Dekrit Presiden Republik Indonesia 1959
![]() Presiden Soekarno, yang sebagian wajahnya tertutup, berada di atas tangga, membaca dekrit tersebut | |
Tanggal | 5 Juli 1959 |
---|---|
Lokasi | Istana Merdeka, Jakarta |
Peserta/Pihak terlibat | Soekarno (Presiden Pertama Indonesia) |
Hasil | Pembubaran pemerintahan Demokrasi Liberal
|
Dekrit No. 150 Tahun 1959 | |
---|---|
![]() | |
Presiden Republik Indonesia | |
| |
Wilayah berlaku | Indonesia |
Ditetapkan oleh | Soekarno |
Tanggal ditetapkan | 5 Juli 1959 |
Ditandatangani pada | 5 Juli 1959 |
Tanggal berlaku | 5 Juli 1959 |
Bagian dari seri mengenai |
---|
Sejarah Indonesia |
![]() |
Garis waktu |
![]() |
Keputusan Presiden Nomor 150 Tahun 1959 tentang Kembali kepada Undang-Undang Dasar 1945, atau yang lebih dikenal sebagai Dekrit Presiden 5 Juli 1959, dikeluarkan oleh Presiden Soekarno dalam menghadapi ketidakmampuan Konstituante Republik Indonesia untuk mencapai mayoritas dua pertiga untuk memberlakukan kembali Undang-Undang Dasar 1945. Kepala Staf Angkatan Darat Abdul Haris Nasution-lah yang menyimpulkan bahwa ini akan menjadi satu-satunya cara untuk mewujudkan pengenalan kembali konstitusi yang membuka jalan bagi militer untuk memainkan peran yang lebih besar dalam menjalankan negara, mengawali periode yang dikenal sebagai "demokrasi terpimpin" (1959–1966).


Isi Dekrit
Dekrit yang dibacakan oleh Soekarno di Istana Merdeka berbunyi sebagai berikut:
DEKRIT PRESIDEN
Dengan Rachmat Tuhan Jang Maha Esa
KAMI PRESIDEN REPUBLIK INDONESIA/PANGLIMA TERTINGGI ANGKATAN PERANGDengan ini menjatakan dengan chidmat:
Bahwa anjuran Presiden dan Pemerintah untuk kembali kepada Undang-Undang Dasar 1945, jang disampaikan kepada segenap Rakjat Indonesia dengan Amanat Presiden pada tanggal 22 April 1959, tidak memperoleh keputusan dari Konstituante sebagaimana ditentukan dalam Undang-Undang Dasar Sementara;
Bahwa berhubung dengan pernjataan sebagian besar Anggota-anggota Sidang Pembuat Undang-Undang Dasar untuk tidak menghadiri lagi sidang.

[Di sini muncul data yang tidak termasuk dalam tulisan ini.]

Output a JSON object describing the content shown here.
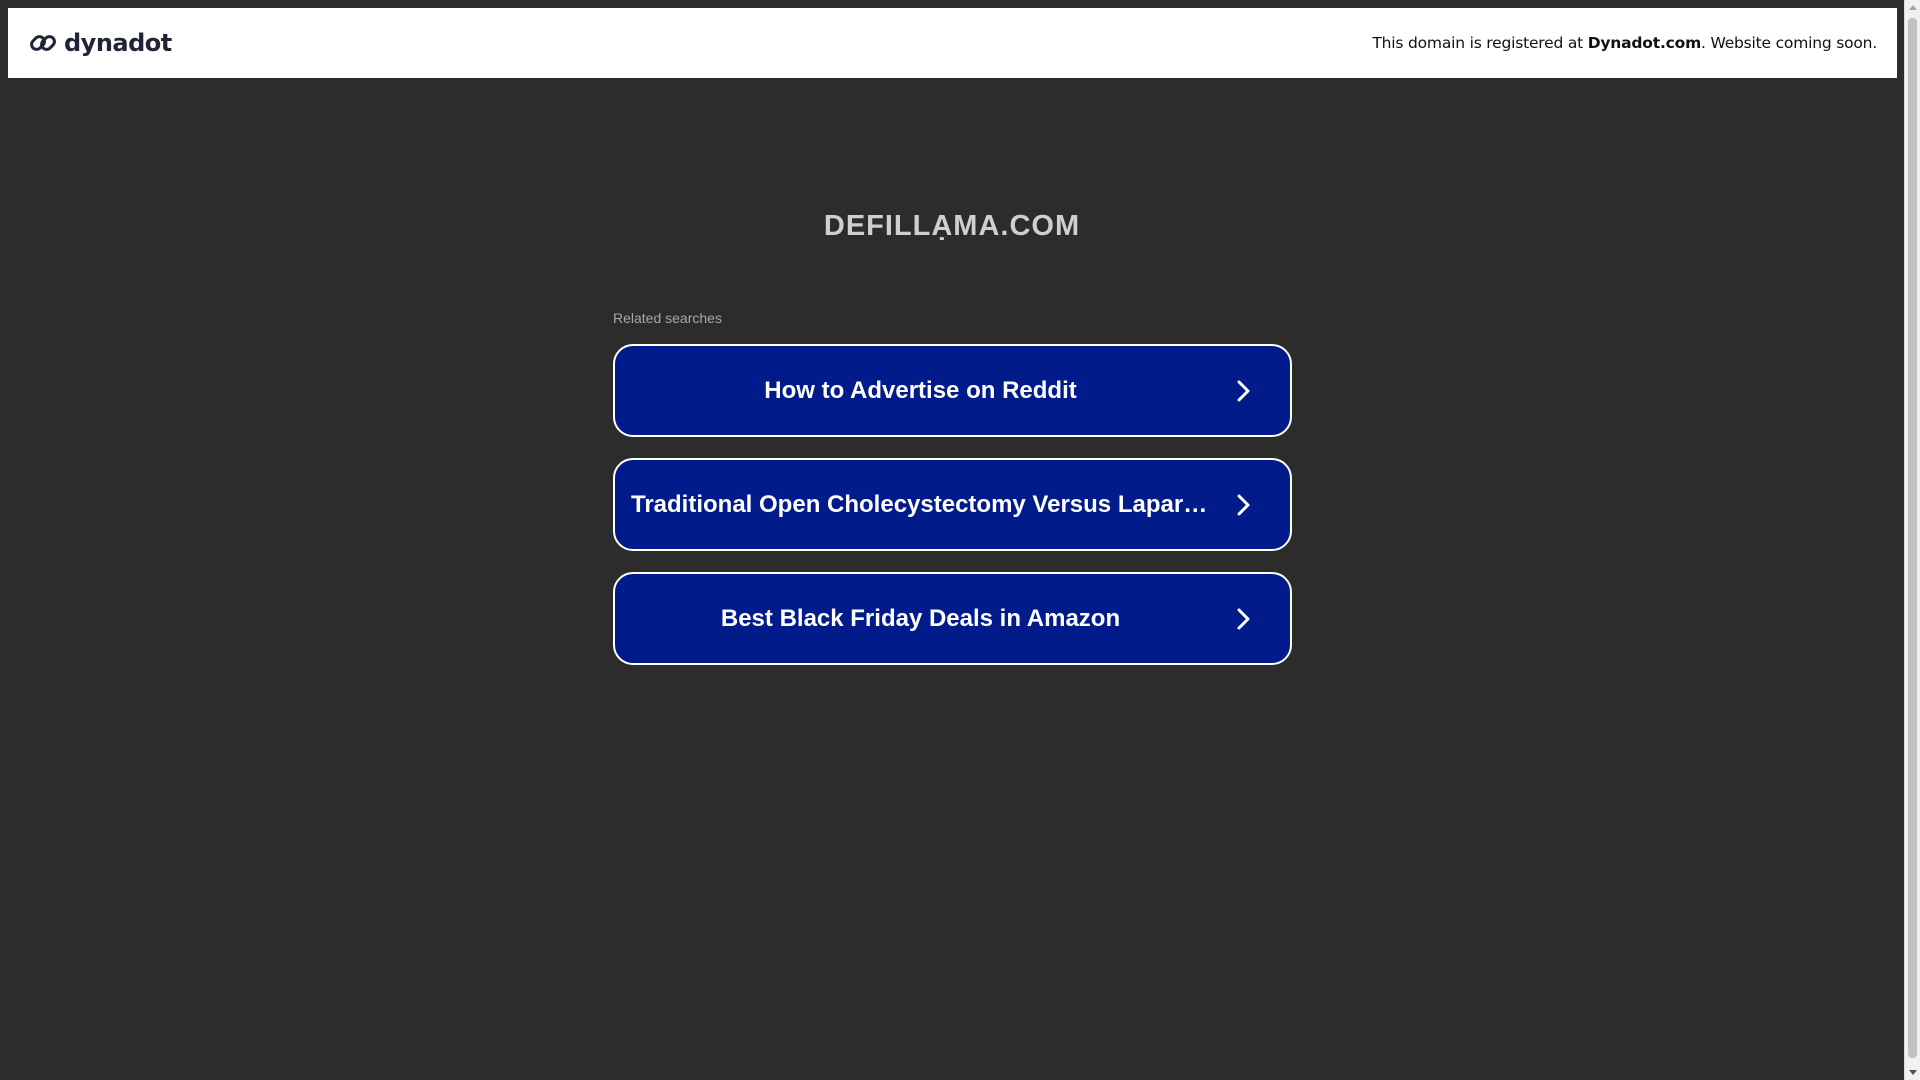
{
  "header": {
    "logo_text": "dynadot",
    "logo_icon": "chain-link-icon",
    "notice_prefix": "This domain is registered at ",
    "notice_brand": "Dynadot.com",
    "notice_suffix": ". Website coming soon."
  },
  "domain": "DEFILLẠMA.COM",
  "related_label": "Related searches",
  "results": [
    {
      "label": "How to Advertise on Reddit",
      "icon": "chevron-right-icon"
    },
    {
      "label": "Traditional Open Cholecystectomy Versus Laparoscopic Cholecystectomy",
      "icon": "chevron-right-icon"
    },
    {
      "label": "Best Black Friday Deals in Amazon",
      "icon": "chevron-right-icon"
    }
  ],
  "colors": {
    "background": "#2c2c2c",
    "button": "#011c8a",
    "button_border": "#ffffff",
    "topbar": "#ffffff",
    "logo": "#1f2436"
  }
}
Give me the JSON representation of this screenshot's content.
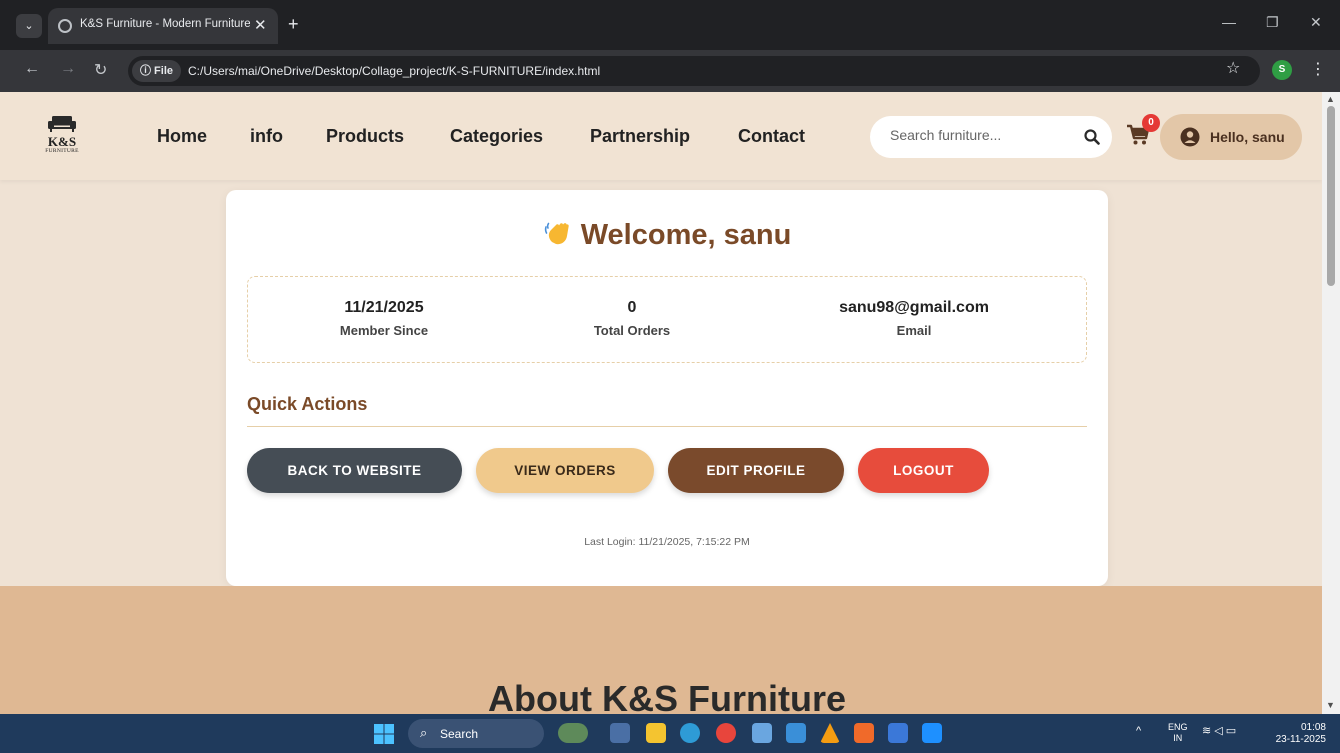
{
  "browser": {
    "tab_title": "K&S Furniture - Modern Furniture",
    "tab_close": "✕",
    "new_tab": "+",
    "file_chip": "ⓘ File",
    "url": "C:/Users/mai/OneDrive/Desktop/Collage_project/K-S-FURNITURE/index.html",
    "profile_initial": "S"
  },
  "header": {
    "logo_text": "K&S",
    "logo_sub": "FURNITURE",
    "nav": [
      "Home",
      "info",
      "Products",
      "Categories",
      "Partnership",
      "Contact"
    ],
    "search_placeholder": "Search furniture...",
    "cart_count": "0",
    "user_greeting": "Hello, sanu"
  },
  "profile": {
    "welcome": "Welcome, sanu",
    "stats": [
      {
        "value": "11/21/2025",
        "label": "Member Since"
      },
      {
        "value": "0",
        "label": "Total Orders"
      },
      {
        "value": "sanu98@gmail.com",
        "label": "Email"
      }
    ],
    "quick_actions_title": "Quick Actions",
    "buttons": {
      "back": "BACK TO WEBSITE",
      "orders": "VIEW ORDERS",
      "edit": "EDIT PROFILE",
      "logout": "LOGOUT"
    },
    "last_login": "Last Login: 11/21/2025, 7:15:22 PM"
  },
  "about": {
    "title": "About K&S Furniture"
  },
  "taskbar": {
    "search_label": "Search",
    "lang_top": "ENG",
    "lang_bottom": "IN",
    "time": "01:08",
    "date": "23-11-2025"
  },
  "colors": {
    "accent_brown": "#7a4a28",
    "page_bg": "#efe2d4",
    "about_bg": "#dfb893",
    "logout_red": "#e74c3c",
    "orders_tan": "#f0c98c"
  }
}
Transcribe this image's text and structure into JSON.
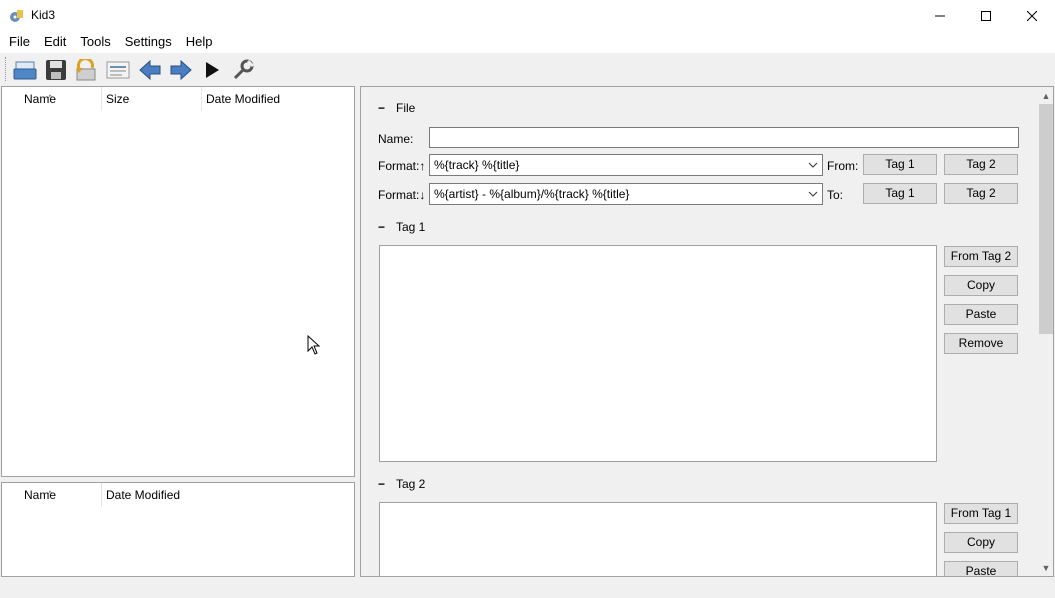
{
  "window": {
    "title": "Kid3",
    "controls": {
      "minimize": "minimize-icon",
      "maximize": "maximize-icon",
      "close": "close-icon"
    }
  },
  "menu": [
    "File",
    "Edit",
    "Tools",
    "Settings",
    "Help"
  ],
  "toolbar": {
    "buttons": [
      "open-icon",
      "save-icon",
      "revert-icon",
      "playlist-icon",
      "previous-icon",
      "next-icon",
      "play-icon",
      "settings-icon"
    ]
  },
  "file_list": {
    "columns": [
      "Name",
      "Size",
      "Date Modified"
    ]
  },
  "dir_list": {
    "columns": [
      "Name",
      "Date Modified"
    ]
  },
  "file_section": {
    "title": "File",
    "name_label": "Name:",
    "name_value": "",
    "format_from_label": "Format:↑",
    "format_from_value": "%{track} %{title}",
    "from_label": "From:",
    "from_tag1": "Tag 1",
    "from_tag2": "Tag 2",
    "format_to_label": "Format:↓",
    "format_to_value": "%{artist} - %{album}/%{track} %{title}",
    "to_label": "To:",
    "to_tag1": "Tag 1",
    "to_tag2": "Tag 2"
  },
  "tag1": {
    "title": "Tag 1",
    "from_button": "From Tag 2",
    "copy": "Copy",
    "paste": "Paste",
    "remove": "Remove"
  },
  "tag2": {
    "title": "Tag 2",
    "from_button": "From Tag 1",
    "copy": "Copy",
    "paste": "Paste"
  },
  "toggle_symbol": "−"
}
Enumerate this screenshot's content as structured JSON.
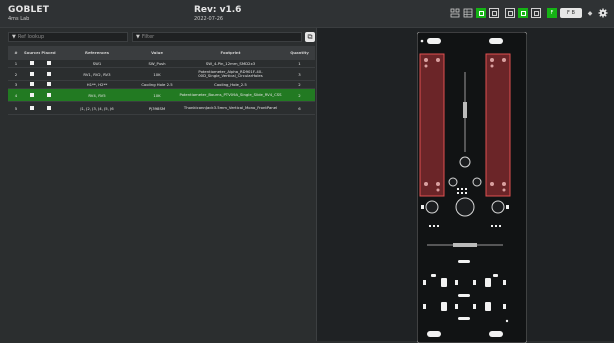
{
  "header": {
    "title": "GOBLET",
    "subtitle": "4ms Lab",
    "revision": "Rev: v1.6",
    "date": "2022-07-26"
  },
  "toolbar": {
    "icons": [
      "bom-left-icon",
      "table-icon",
      "layout-icon",
      "split-icon",
      "list-icon",
      "split-active-icon",
      "fabrication-toggle",
      "fb-toggle",
      "dark-toggle",
      "settings-icon"
    ],
    "fb_label": "F B",
    "accent": "#15b315"
  },
  "filters": {
    "ref_placeholder": "Ref lookup",
    "filter_placeholder": "Filter"
  },
  "table": {
    "columns": [
      "#",
      "Sourced",
      "Placed",
      "References",
      "Value",
      "Footprint",
      "Quantity"
    ],
    "rows": [
      {
        "n": "1",
        "refs": "SW1",
        "value": "SW_Push",
        "footprint": "SW_4-Pin_12mm_SMD2x3",
        "qty": "1"
      },
      {
        "n": "2",
        "refs": "RV1, RV2, RV3",
        "value": "10K",
        "footprint": "Potentiometer_Alpha_RD901F-40-00D_Single_Vertical_CircularHoles",
        "qty": "3"
      },
      {
        "n": "3",
        "refs": "H1**, H2**",
        "value": "Cooling Hole 2.5",
        "footprint": "Cooling_Hole_2.5",
        "qty": "2"
      },
      {
        "n": "4",
        "refs": "RV4, RV5",
        "value": "10K",
        "footprint": "Potentiometer_Bourns_PTV09A_Single_Slide_RV4_CSS",
        "qty": "2"
      },
      {
        "n": "5",
        "refs": "J1, J2, J3, J4, J5, J6",
        "value": "Pj398SM",
        "footprint": "ThonkiconnJack3.5mm_Vertical_Mono_FrontPanel",
        "qty": "6"
      }
    ],
    "selected_row": 3
  }
}
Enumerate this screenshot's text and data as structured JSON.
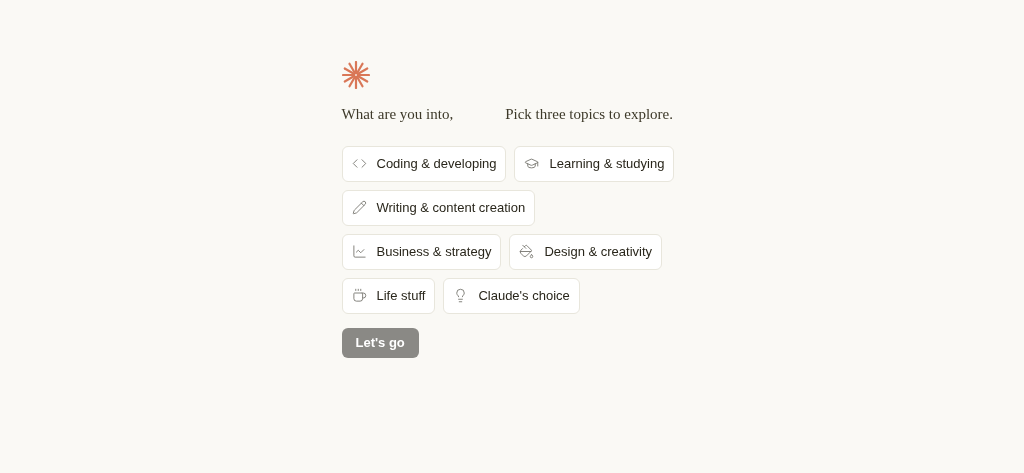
{
  "heading": {
    "greeting": "What are you into,",
    "prompt": "Pick three topics to explore."
  },
  "topic_rows": [
    [
      {
        "label": "Coding & developing",
        "kind": "code",
        "selected": false
      },
      {
        "label": "Learning & studying",
        "kind": "learning",
        "selected": false
      }
    ],
    [
      {
        "label": "Writing & content creation",
        "kind": "writing",
        "selected": false
      }
    ],
    [
      {
        "label": "Business & strategy",
        "kind": "business",
        "selected": false
      },
      {
        "label": "Design & creativity",
        "kind": "design",
        "selected": false
      }
    ],
    [
      {
        "label": "Life stuff",
        "kind": "life",
        "selected": false
      },
      {
        "label": "Claude's choice",
        "kind": "choice",
        "selected": false
      }
    ]
  ],
  "submit": {
    "label": "Let's go",
    "disabled": true
  }
}
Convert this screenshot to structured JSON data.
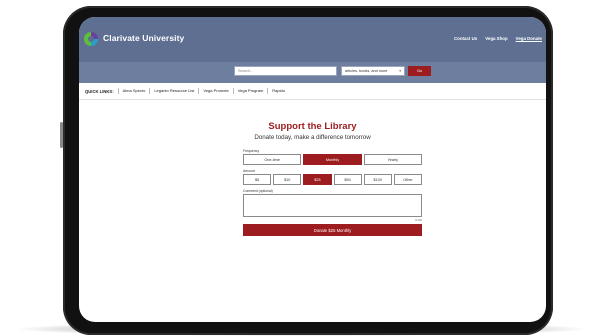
{
  "header": {
    "brand": "Clarivate University",
    "links": [
      "Contact Us",
      "Vega Shop",
      "Vega Donate"
    ]
  },
  "search": {
    "placeholder": "Search...",
    "scope": "articles, books, and more",
    "go_label": "Go"
  },
  "quick_links": {
    "title": "QUICK LINKS:",
    "items": [
      "Alma Specto",
      "Leganto Resource List",
      "Vega Promote",
      "Vega Program",
      "Rapido"
    ]
  },
  "main": {
    "title": "Support the Library",
    "subtitle": "Donate today, make a difference tomorrow"
  },
  "form": {
    "frequency_label": "Frequency",
    "frequency_options": [
      "One-time",
      "Monthly",
      "Yearly"
    ],
    "frequency_selected": "Monthly",
    "amount_label": "Amount",
    "amount_options": [
      "$5",
      "$10",
      "$25",
      "$50",
      "$100",
      "Other"
    ],
    "amount_selected": "$25",
    "comment_label": "Comment (optional)",
    "char_count": "0/100",
    "donate_label": "Donate $25 Monthly"
  },
  "colors": {
    "header_bg": "#5e6f92",
    "search_band_bg": "#6d7e9f",
    "accent": "#9c1c1f"
  }
}
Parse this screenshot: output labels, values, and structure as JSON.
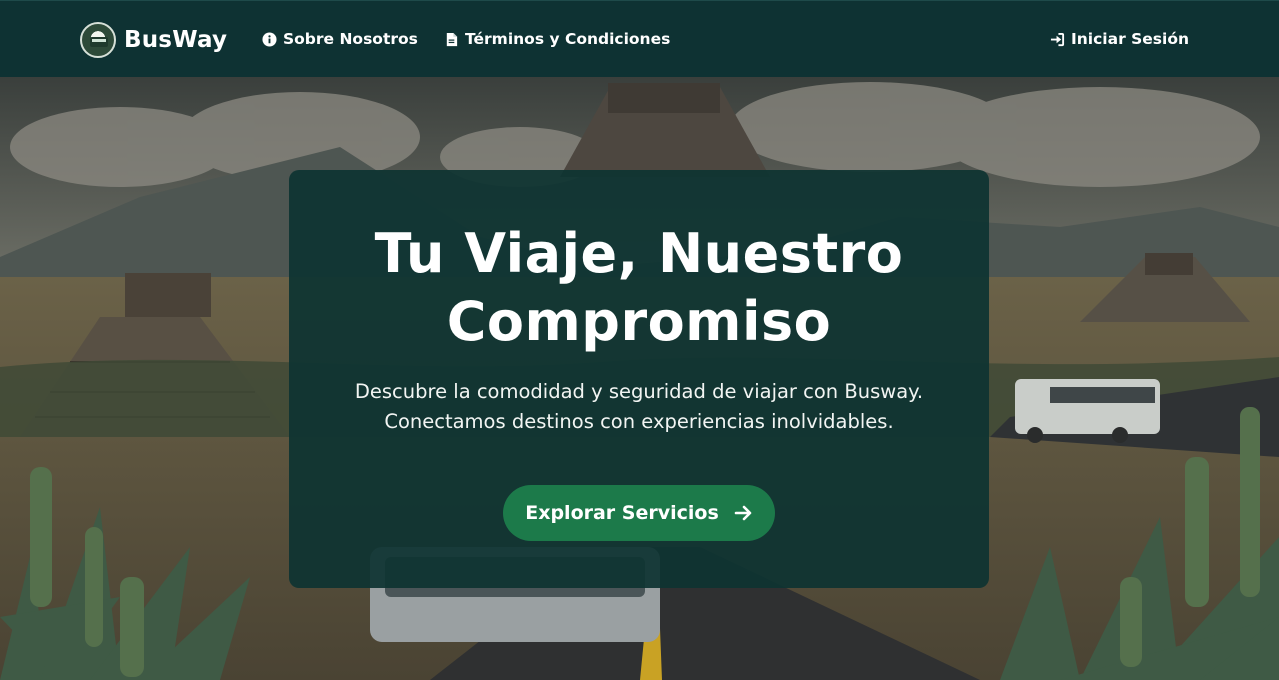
{
  "navbar": {
    "brand": "BusWay",
    "links": {
      "about": "Sobre Nosotros",
      "terms": "Términos y Condiciones",
      "login": "Iniciar Sesión"
    }
  },
  "hero": {
    "title": "Tu Viaje, Nuestro Compromiso",
    "description_line1": "Descubre la comodidad y seguridad de viajar con Busway.",
    "description_line2": "Conectamos destinos con experiencias inolvidables.",
    "cta_label": "Explorar Servicios"
  },
  "colors": {
    "navbar": "#0e3233",
    "card": "#0e3432",
    "cta": "#1c7a4a",
    "text": "#ffffff"
  },
  "icons": {
    "brand": "bus-logo-icon",
    "about": "info-circle-icon",
    "terms": "file-text-icon",
    "login": "sign-in-icon",
    "cta": "arrow-right-icon"
  }
}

Konstituante tidak mungkin lagi mendjalankan tugas jang dipertjajakan oleh Rakjat kepadanja;
Bahwa hal jang demikian menimbulkan keadaan ketatanegaraan jang membahajakan persatuan dan keselamatan Negara, Nusa dan Bangsa, serta merintangi pembangunan semesta untuk mentjapai masjarakat jang adil dan makmur:
Bahwa dengan dukungan bagian terbesar Rakjat Indonesia dan didorong oleh kejakinan kami sendiri, kami terpaksa menempuh satu-satunja djalan untuk menjelamatkan Negara Proklamasi;
Bahwa kami berkejakinan bahwa Piagam Djakarta tertanggal 22 Djuni 1945 mendjiwai Undang-Undang Dasar 1945 dan adalah merupakan suatu rangkaian kesatuan dengan Konstitusi tersebut:
Maka atas dasar-dasar tersebut di atas,KAMI PRESIDEN REPUBLIK INDONESIA/PANGLIMA TERTINGGI ANGKATAN PERANG.
Menetapkan pembubaran Konstituante;
Menetapkan Undang-Undang Dasar 1945 berlaku lagi bagi segenap Bangsa Indonesia dan seluruh tumpah darah Indonesia, terhitung mulai hari tanggal penetapan Dekrit ini, dan tidak berlakunja lagi Undang-Undang Dasar Sementara.
Pembentukan Madjelis Permusjawaratan Rakjat Sementara, jang terdiri atas Anggota-anggota Dewan Perwakilan Rakjat ditambah dengan utusan-utusan dari daerah-daerah dan golongan-golongan serta pembentukan Dewan Pertimbangan Agung Sementara, akan diselenggarakan dalam waktu jang sesingkat-singkatnja.Ditetapkan di Djakarta
pada tanggal 5 Djuli 1959Atas nama rakjat Indonesia:
PRESIDEN REPUBLIK INDONESIA/PANGLIMA TERTINGGI ANGKATAN PERANG
SOEKARNO
Latar belakang
Dekret Presiden 1959 dilatarbelakangi oleh kegagalan Badan Konstituante untuk menetapkan UUD baru sebagai pengganti UUDS 1950. Anggota Konstituante mulai bersidang pada 10 November 1956, tetapi pada kenyataannya hingga tahun 1958 belum berhasil merumuskan UUD yang diharapkan. Sementara, di kalangan masyarakat pendapat-pendapat untuk kembali kepada UUD '45 semakin kuat. Dalam menanggapi hal itu, Presiden Ir. Soekarno lantas menyampaikan amanat di depan sidang Konstituante pada 22 April 1959 yang isinya menganjurkan untuk kembali ke UUD '45.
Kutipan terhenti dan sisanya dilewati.